Stephen meets… Adrian Shanker, Editor of ‘Bodies and Barriers: Queer Activists on Health’
Adrian Shanker’s tireless activism has largely been concentrated in Pennsylvania. With Bodies and Barriers: Queer Activists on Health, he presents a timely and compelling look at our healthcare system and the challenges faced by LGBT people when it comes to accessing care.
Recently he took a break to answer these questions about the health of the LGBTQ Community. Please turn your head to the left and cough!
Stephen Libby: Why is Bodies & Barriers so important to the LGBTQ community?
Adrian Shanker: Throughout history, the healthcare system has left LGBT people behind. And today it is no different. The pervasive health disparities our community experiences are mostly preventable – they are caused by social conditions, not biological conditions. In other words, our health is harmed because the healthcare system isn’t working for LGBT people. There’s too many barriers to care for our community.
Bodies and Barriers: Queer Activists on Health (PM Press) is about raising the voices that need to be heard to change our broken healthcare system and make it work for our queer bodies. It is the first book written by LGBT consumers of healthcare specifically to inform and improve the healthcare system. This anthology includes essays by 26 queer activists – some well known, and some emerging leaders – all of whom can speak from personal experiences about the problems LGBT people experience when accessing healthcare, and all of them have solutions that can make healthcare work for all of us.

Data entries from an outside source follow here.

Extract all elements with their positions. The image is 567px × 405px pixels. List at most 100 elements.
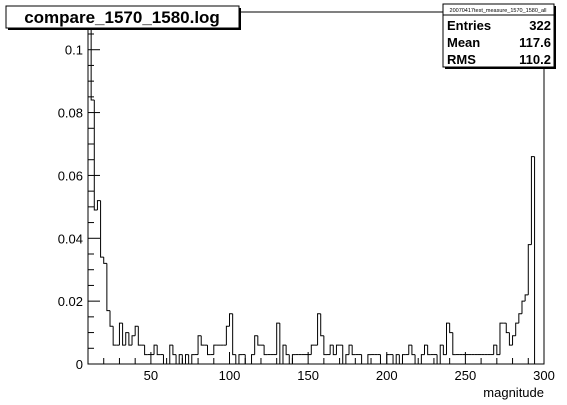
x-tick-label: 250 bbox=[455, 368, 477, 383]
histogram-bin bbox=[162, 354, 167, 365]
histogram-bin bbox=[112, 326, 117, 346]
histogram-bin bbox=[128, 332, 133, 346]
x-axis: 50 100 150 200 250 300 bbox=[87, 352, 555, 383]
histogram-bin bbox=[178, 354, 183, 364]
histogram-bin bbox=[310, 344, 315, 355]
histogram-bin bbox=[96, 200, 101, 210]
stats-mean-label: Mean bbox=[447, 35, 480, 50]
histogram-bin bbox=[257, 335, 261, 346]
histogram-bin bbox=[229, 313, 233, 327]
histogram-bin bbox=[524, 294, 529, 302]
histogram-bin bbox=[367, 354, 372, 364]
histogram-bin bbox=[109, 310, 114, 327]
histogram-bin bbox=[225, 325, 230, 346]
x-tick-label: 150 bbox=[297, 368, 319, 383]
histogram-bin bbox=[238, 354, 243, 364]
stats-entries-label: Entries bbox=[447, 18, 491, 33]
histogram-bin bbox=[361, 354, 365, 365]
histogram-bin bbox=[392, 354, 397, 365]
histogram-bin bbox=[518, 313, 522, 324]
histogram-bin bbox=[320, 313, 324, 337]
stats-box: 20070417test_measure_1570_1580_all Entri… bbox=[442, 3, 556, 69]
histogram-bin bbox=[342, 345, 346, 365]
y-tick-label: 0.06 bbox=[58, 168, 83, 183]
histogram-bin bbox=[345, 354, 350, 364]
histogram-bin bbox=[144, 345, 148, 356]
histogram-bin bbox=[282, 344, 287, 364]
histogram-bin bbox=[351, 345, 356, 356]
histogram-bin bbox=[395, 354, 400, 364]
histogram-bin bbox=[100, 200, 104, 258]
histogram-bin bbox=[263, 345, 268, 356]
histogram-bin bbox=[496, 345, 500, 356]
x-axis-title: magnitude bbox=[483, 385, 544, 400]
histogram-bin bbox=[379, 354, 384, 365]
y-tick-label: 0.1 bbox=[65, 43, 83, 58]
stats-histogram-name: 20070417test_measure_1570_1580_all bbox=[450, 8, 547, 14]
histogram-bin bbox=[505, 323, 510, 334]
histogram-bin bbox=[515, 322, 519, 336]
histogram-bin bbox=[493, 344, 497, 355]
x-tick-label: 300 bbox=[533, 368, 555, 383]
histogram-bin bbox=[103, 257, 107, 264]
histogram-bin bbox=[436, 354, 441, 365]
histogram-bin bbox=[188, 354, 192, 365]
histogram-bin bbox=[423, 344, 428, 355]
histogram-bin bbox=[427, 345, 431, 356]
stats-entries-value: 322 bbox=[529, 18, 551, 33]
histogram-bin bbox=[439, 344, 444, 364]
histogram-bin bbox=[197, 335, 202, 355]
histogram-bin bbox=[175, 354, 180, 365]
histogram-bin bbox=[530, 156, 535, 245]
histogram-bin bbox=[276, 322, 280, 355]
histogram-bin bbox=[134, 325, 139, 336]
histogram-bin bbox=[279, 323, 283, 365]
histogram-bin bbox=[288, 354, 293, 365]
histogram-bin bbox=[184, 354, 189, 364]
x-tick-label: 200 bbox=[376, 368, 398, 383]
title-box-frame bbox=[5, 5, 240, 29]
y-tick-label: 0 bbox=[76, 357, 83, 372]
y-tick-label: 0.08 bbox=[58, 106, 83, 121]
histogram-bin bbox=[512, 335, 516, 346]
histogram-bin bbox=[414, 354, 419, 365]
histogram-bin bbox=[323, 335, 328, 356]
histogram-bin bbox=[521, 300, 526, 314]
histogram-bin bbox=[420, 354, 425, 364]
histogram-bin bbox=[106, 263, 111, 312]
histogram-bin bbox=[411, 345, 416, 356]
stats-rms-value: 110.2 bbox=[519, 52, 551, 67]
histogram-bin bbox=[332, 345, 337, 356]
histogram-bin bbox=[122, 323, 126, 346]
histogram-bin bbox=[446, 322, 450, 355]
histogram-bin bbox=[508, 332, 513, 346]
histogram-bin bbox=[131, 335, 136, 346]
histogram-bin bbox=[317, 313, 321, 346]
histogram-bin bbox=[235, 354, 239, 365]
stats-rms-label: RMS bbox=[447, 52, 476, 67]
title-box: compare_1570_1580.log bbox=[5, 5, 241, 30]
x-tick-label: 100 bbox=[219, 368, 241, 383]
histogram-bin bbox=[90, 12, 95, 101]
histogram-bin bbox=[213, 344, 217, 355]
histogram-bin bbox=[442, 345, 447, 356]
histogram-bin bbox=[449, 323, 453, 334]
histogram-bin bbox=[172, 345, 177, 356]
histogram-bin bbox=[408, 344, 412, 355]
histogram-bin bbox=[137, 326, 142, 346]
histogram-bin bbox=[348, 344, 353, 355]
y-tick-label: 0.04 bbox=[58, 231, 83, 246]
histogram-bin bbox=[452, 332, 456, 356]
chart-title: compare_1570_1580.log bbox=[24, 8, 220, 27]
histogram-bin bbox=[93, 100, 98, 211]
histogram-bin bbox=[207, 345, 211, 356]
histogram-bin bbox=[251, 354, 255, 364]
histogram-bin bbox=[125, 332, 129, 346]
x-tick-label: 50 bbox=[144, 368, 158, 383]
histogram-bin bbox=[499, 322, 504, 355]
histogram-bin bbox=[169, 344, 173, 364]
histogram-bin bbox=[398, 354, 403, 365]
histogram-bin bbox=[153, 344, 158, 355]
histogram-bin bbox=[191, 354, 195, 364]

SL: How did you decide which activists to include?
AS: As an anthology, Bodies and Barriers: Queer Activists on Health is a curated collection of ideas. As the editor, I organized the essays in the book to follow the lifespan of an LGBT person — youth, young adults, middle age adults, and older adults — so one of the first chapters is by Alisa Bowman about navigating pediatric care for trans youth, and the final chapter, by Justin Tanis, is about bereavement support for the LGBT community.

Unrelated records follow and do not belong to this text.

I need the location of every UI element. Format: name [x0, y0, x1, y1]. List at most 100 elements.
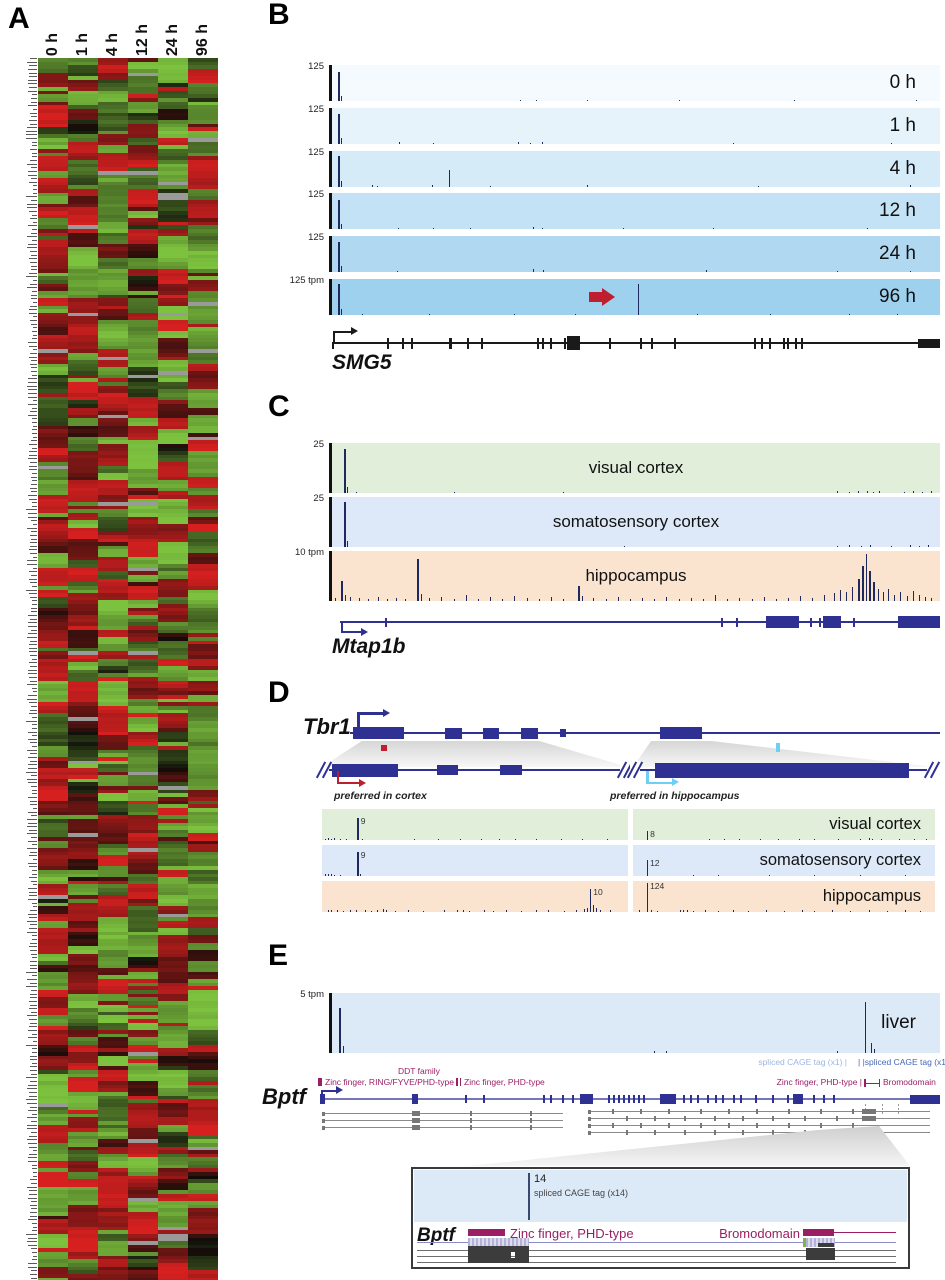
- heatmap-row: [38, 574, 218, 579]
- heatmap-row: [38, 837, 218, 841]
- cage-signal-spike: [904, 875, 906, 876]
- tss-arrow-icon: [337, 771, 339, 784]
- heatmap-row: [38, 269, 218, 273]
- heatmap-row: [38, 254, 218, 259]
- heatmap-row: [38, 105, 218, 109]
- heatmap-row: [38, 716, 218, 721]
- heatmap-row: [38, 629, 218, 634]
- heatmap-row: [38, 1193, 218, 1198]
- domain-marker-icon: [456, 1078, 458, 1086]
- cage-signal-spike: [833, 593, 835, 601]
- cage-signal-spike: [757, 185, 759, 187]
- cage-signal-spike: [705, 269, 707, 273]
- cage-signal-spike: [338, 156, 340, 187]
- cage-signal-spike: [340, 224, 342, 230]
- heatmap-row: [38, 371, 218, 375]
- heatmap-row: [38, 771, 218, 776]
- heatmap-row: [38, 1030, 218, 1034]
- peak-value-label: 9: [360, 815, 366, 826]
- cage-signal-spike: [836, 491, 838, 493]
- heatmap-row: [38, 1113, 218, 1118]
- cage-signal-spike: [765, 910, 767, 912]
- cage-signal-spike: [897, 313, 899, 315]
- heatmap-row: [38, 731, 218, 736]
- cage-signal-spike: [377, 597, 379, 601]
- heatmap-row: [38, 990, 218, 994]
- heatmap-row: [38, 924, 218, 929]
- heatmap-row: [38, 1255, 218, 1260]
- heatmap-row: [38, 811, 218, 816]
- inset-domain-label-right: Bromodomain: [719, 1226, 800, 1241]
- heatmap-row: [38, 516, 218, 521]
- heatmap-row: [38, 1011, 218, 1016]
- heatmap-row: [38, 622, 218, 626]
- heatmap-column-label: 24 h: [158, 8, 188, 56]
- heatmap-row: [38, 98, 218, 102]
- heatmap-row: [38, 724, 218, 728]
- cage-signal-spike: [882, 592, 884, 601]
- heatmap-row: [38, 1142, 218, 1147]
- cage-signal-spike: [346, 487, 348, 493]
- heatmap-row: [38, 669, 218, 674]
- heatmap-row: [38, 582, 218, 586]
- cage-signal-spike: [903, 491, 905, 493]
- heatmap-column-label: 1 h: [68, 8, 98, 56]
- heatmap-row: [38, 946, 218, 950]
- inset-hatched-exon-edge: [803, 1237, 806, 1247]
- heatmap-row: [38, 218, 218, 222]
- inset-transcript-line: [417, 1241, 896, 1243]
- transcript-exon: [862, 1116, 876, 1121]
- heatmap-row: [38, 1172, 218, 1176]
- gene-exon-tick: [818, 617, 821, 627]
- heatmap-row: [38, 676, 218, 681]
- heatmap-row: [38, 640, 218, 645]
- cage-signal-spike: [891, 545, 893, 547]
- heatmap-row: [38, 436, 218, 441]
- tss-arrow-icon: [321, 1090, 336, 1092]
- cage-signal-spike: [429, 313, 431, 315]
- heatmap-row: [38, 119, 218, 124]
- heatmap-row: [38, 338, 218, 342]
- cage-signal-spike: [514, 313, 516, 315]
- cage-signal-spike: [814, 875, 816, 876]
- transcript-exon: [470, 1118, 472, 1123]
- heatmap-row: [38, 301, 218, 306]
- heatmap-row: [38, 866, 218, 870]
- gene-exon-tick: [640, 337, 643, 349]
- inset-transcript-line: [417, 1255, 896, 1257]
- heatmap-row: [38, 917, 218, 921]
- cage-track-background: [322, 845, 628, 876]
- transcript-exon: [788, 1123, 790, 1128]
- cage-signal-spike: [334, 874, 336, 876]
- gene-exon-tick: [411, 337, 414, 349]
- gene-exon-tick: [696, 1095, 700, 1103]
- tss-arrow-head-icon: [361, 627, 368, 636]
- gene-line: [332, 342, 940, 344]
- heatmap-row: [38, 531, 218, 535]
- gene-exon-box: [793, 1094, 803, 1104]
- panel-e-letter: E: [268, 939, 289, 972]
- heatmap-row: [38, 352, 218, 357]
- tss-arrow-icon: [341, 622, 343, 633]
- transcript-line: [588, 1111, 930, 1113]
- gene-exon-tick: [465, 1095, 468, 1103]
- cage-signal-spike: [338, 241, 340, 273]
- heatmap-row: [38, 236, 218, 241]
- heatmap-row: [38, 502, 218, 506]
- cage-signal-spike: [340, 839, 342, 840]
- cage-signal-spike: [586, 907, 588, 912]
- heatmap-row: [38, 494, 218, 499]
- cage-signal-spike: [593, 598, 595, 601]
- heatmap-row: [38, 156, 218, 160]
- cage-signal-spike: [868, 838, 870, 840]
- heatmap-row: [38, 440, 218, 444]
- domain-marker-icon: [318, 1078, 322, 1086]
- heatmap-row: [38, 851, 218, 856]
- transcript-exon: [412, 1118, 420, 1123]
- heatmap-row: [38, 735, 218, 739]
- heatmap-row: [38, 1179, 218, 1183]
- heatmap-row: [38, 1073, 218, 1078]
- transcript-exon: [714, 1130, 716, 1135]
- cage-signal-spike: [747, 910, 749, 912]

The participating authors were selected with an intention of highlighting some of the most important health challenges facing our community. Some authors, like Sean Strub, Jack Harrison-Quintana, Ryan Thoreson, Robyn Ochs, and Liz Margolies, are nationally known for their leadership and activism for LGBT health. For other authors, this is their first published work.
I’m also really excited that Pennsylvania Secretary of Health Rachel Levine authored the foreword to the book, and that national LGBT movement hero Kate Kendell penned the afterword.
SL: What lessons from the book might be especially relevant to LGBT people in their forties?
AS: Since Bodies and Barriers takes readers on a journey through the queer lifespan there is an entire section of the book dedicated to the health experiences of middle-age adults. The book includes leading-edge topics like safe-sex in our digital era, addiction and recovery in the LGBT community, and conversations about anal health.
Scout talks about how at this time in our lives, it’s really the prime time to quit smoking.
Liz Margolies writes about cancer in our community — when people are in their 40s and 50s, it’s important to start talking with your doctor about a variety of routine cancer screenings as some folks have a family history that may suggest early screening to be advantageous.
Robyn Ochs writes about bisexual people’s experiences in healthcare. And of course, there’s topics relevant to parents as well.
Alisa Bowman, a parent of a transgender child, writes about navigating pediatric care for trans youth.
SL: Many of us are thinking about health during the COVID-19 pandemic. Are there any takeaways in the book that might be helpful right now?
AS: Obviously the book was written and edited before COVID-19, however it is very relevant in this moment. No the novel coronavirus doesn’t somehow have better gaydar than our own community and seek out queer people’s bodies to infect. But LGBT people are absolutely more vulnerable to this virus than the majority population.
We live with increased risk factors and we live with a system of healthcare that includes barriers to care at every step of the way. LGBT people are not more biologically inclined to be infected by COVID-19, but the social and cultural barriers in our society put us at greater risk. That’s really what this book is about — LGBT people telling our stories and the barriers to care we have experienced in our lifetimes..
SL: In general, how can LGBTQ people be healthier?
AS: There’s many behavioral changes LGBT people can make to lead healthier and longer lives. Quitting smoking, making risk-aware decisions with regard to our sexual health, finding healthcare professionals we are comfortable with and going to see them.
But with respect to the question — I think it should be the other way around. How can the healthcare system provide high-quality care for the LGBT community?
They can provide non-judgmental services, they can train themselves on LGBT-specific medical needs, they can teach LGBT health in medical and nursing schools, they can create waiting rooms and clinical environments that make us all feel welcome, and they can ask us questions about our health that include all of who we are.
Our healthcare system is broken and it’s not working for LGBT people. What’s needed are clinical changes and policy changes, in addition to the behavioral changes each of us can make, so that LGBT people can live long, healthy lives!
Bodies and Barriers: Queer Activists on Health is published by PM Press and is available wherever books are sold.